In vitro bioactive response of VERO-cells on polymethyl-methacrylate craniofacial implants altered with hydroxy-apatite/carboxymethylcellulose

Published in: Engineering Innovations for Global Sustainability: Proceedings of the 14th Latin American and Caribbean Conference for Engineering and Technology
Date of Conference: July 20-22, 2016
Location of Conference: San Jose, Costa Rica
Authors: Danny Colcha Aguas
Jefferson Cáceres
Francis Loayza
Ondina Leonor Falcones Paredes
Haci Baykara
Refereed Paper: #80

Abstract:

In Ecuador, intraoperative fabrication of polymethylmethacrylate (PMMA) craniofacial-implants is the norm when small sizes and simple geometry implants are required; this method has high infection risk, is inaccurate and unaesthetic. In this work we present a process for preoperative fabrication of craniofacial-implants using PMMA. For this study, a tomographic image of the head of a subject with a parietotemporal defect was used, the defect was then reconstructed using Blender® and Autodesk-Inventor® to generate a model of the implant. A 3D-printed model was used to fabricate a silicon-rubber mold; finally the implant was produced by casting. PMMA was also altered with Hy-droxyapatite/Carboxymethyl-cellulose (Hap/CMC) in order to im-prove its bioactivity.
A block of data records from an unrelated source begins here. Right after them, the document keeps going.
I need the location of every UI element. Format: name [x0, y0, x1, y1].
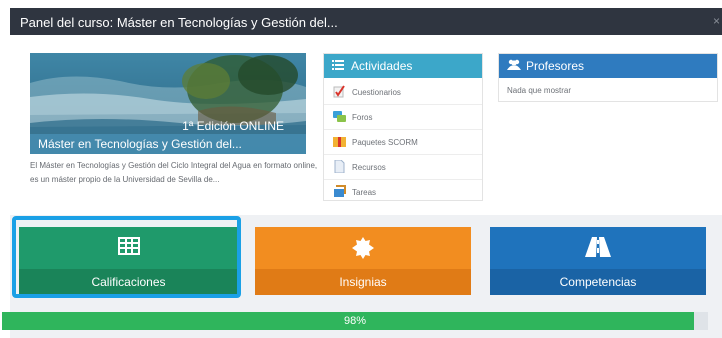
panel-title: Panel del curso: Máster en Tecnologías y…: [20, 15, 338, 30]
activity-label[interactable]: Tareas: [352, 188, 376, 197]
activity-item-assignments[interactable]: Tareas: [324, 180, 482, 204]
assignment-icon: [333, 185, 346, 198]
course-description: El Máster en Tecnologías y Gestión del C…: [30, 161, 318, 184]
course-edition: 1ª Edición ONLINE: [182, 119, 284, 133]
activity-item-quizzes[interactable]: Cuestionarios: [324, 80, 482, 105]
quiz-icon: [333, 85, 346, 98]
activity-label[interactable]: Cuestionarios: [352, 88, 401, 97]
activity-item-forums[interactable]: Foros: [324, 105, 482, 130]
activity-label[interactable]: Recursos: [352, 163, 386, 172]
progress-label: 98%: [343, 315, 367, 327]
tile-label[interactable]: Insignias: [255, 275, 471, 289]
close-icon[interactable]: ×: [713, 14, 720, 28]
users-icon: [507, 59, 521, 73]
teachers-header: Profesores: [499, 54, 717, 78]
selected-tile-highlight: [12, 216, 241, 298]
badges-tile[interactable]: Insignias: [255, 227, 471, 295]
activity-item-scorm[interactable]: Paquetes SCORM: [324, 130, 482, 155]
course-image[interactable]: 1ª Edición ONLINE Máster en Tecnologías …: [30, 53, 306, 154]
teachers-title: Profesores: [526, 59, 585, 73]
competencies-tile[interactable]: Competencias: [490, 227, 706, 295]
resource-file-icon: [333, 159, 346, 174]
scorm-package-icon: [333, 135, 346, 148]
teachers-empty-text: Nada que mostrar: [507, 86, 572, 95]
activities-box: Actividades Cuestionarios Foros Paquetes…: [323, 53, 483, 201]
activities-header: Actividades: [324, 54, 482, 78]
badge-icon: [352, 237, 374, 264]
activity-label[interactable]: Paquetes SCORM: [352, 138, 418, 147]
activity-label[interactable]: Foros: [352, 113, 372, 122]
road-icon: [585, 237, 611, 262]
title-bar: Panel del curso: Máster en Tecnologías y…: [10, 8, 722, 35]
forum-icon: [333, 110, 346, 123]
tile-label[interactable]: Competencias: [490, 275, 706, 289]
activities-title: Actividades: [351, 59, 413, 73]
teachers-box: Profesores Nada que mostrar: [498, 53, 718, 102]
course-progress-bar: 98%: [2, 312, 708, 330]
list-icon: [332, 59, 344, 73]
course-name[interactable]: Máster en Tecnologías y Gestión del...: [38, 137, 242, 151]
course-name-bar[interactable]: Máster en Tecnologías y Gestión del...: [30, 134, 306, 154]
activity-item-resources[interactable]: Recursos: [324, 155, 482, 180]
VERO-cells were then used to test proliferation and adhesion on different combinations of PMMA/Hap/CMC. Results showed that probes altered with 5%-Vol Hap and 10%-Vol CMC had significantly better cell-growth when compared to unal-tered-PMMA (Tukey HSD); in contrast, materials altered solely with carboxymethylcellulose showed cell-growth inhibitions/death. Overall, this manufacture approach showed highly aesthetic and functional outcomes when the final implant was compared against the 3D-printed skull defect, which renders this method as a viable option for the fabrication of PMMA implants meant to replace missing bone-flaps. Likewise, in vitro tests with Vero-cells suggest an improvement of implant-bioactivity with the addition of 5%-Vol hydroxyapatite and 10%-Vol CMC.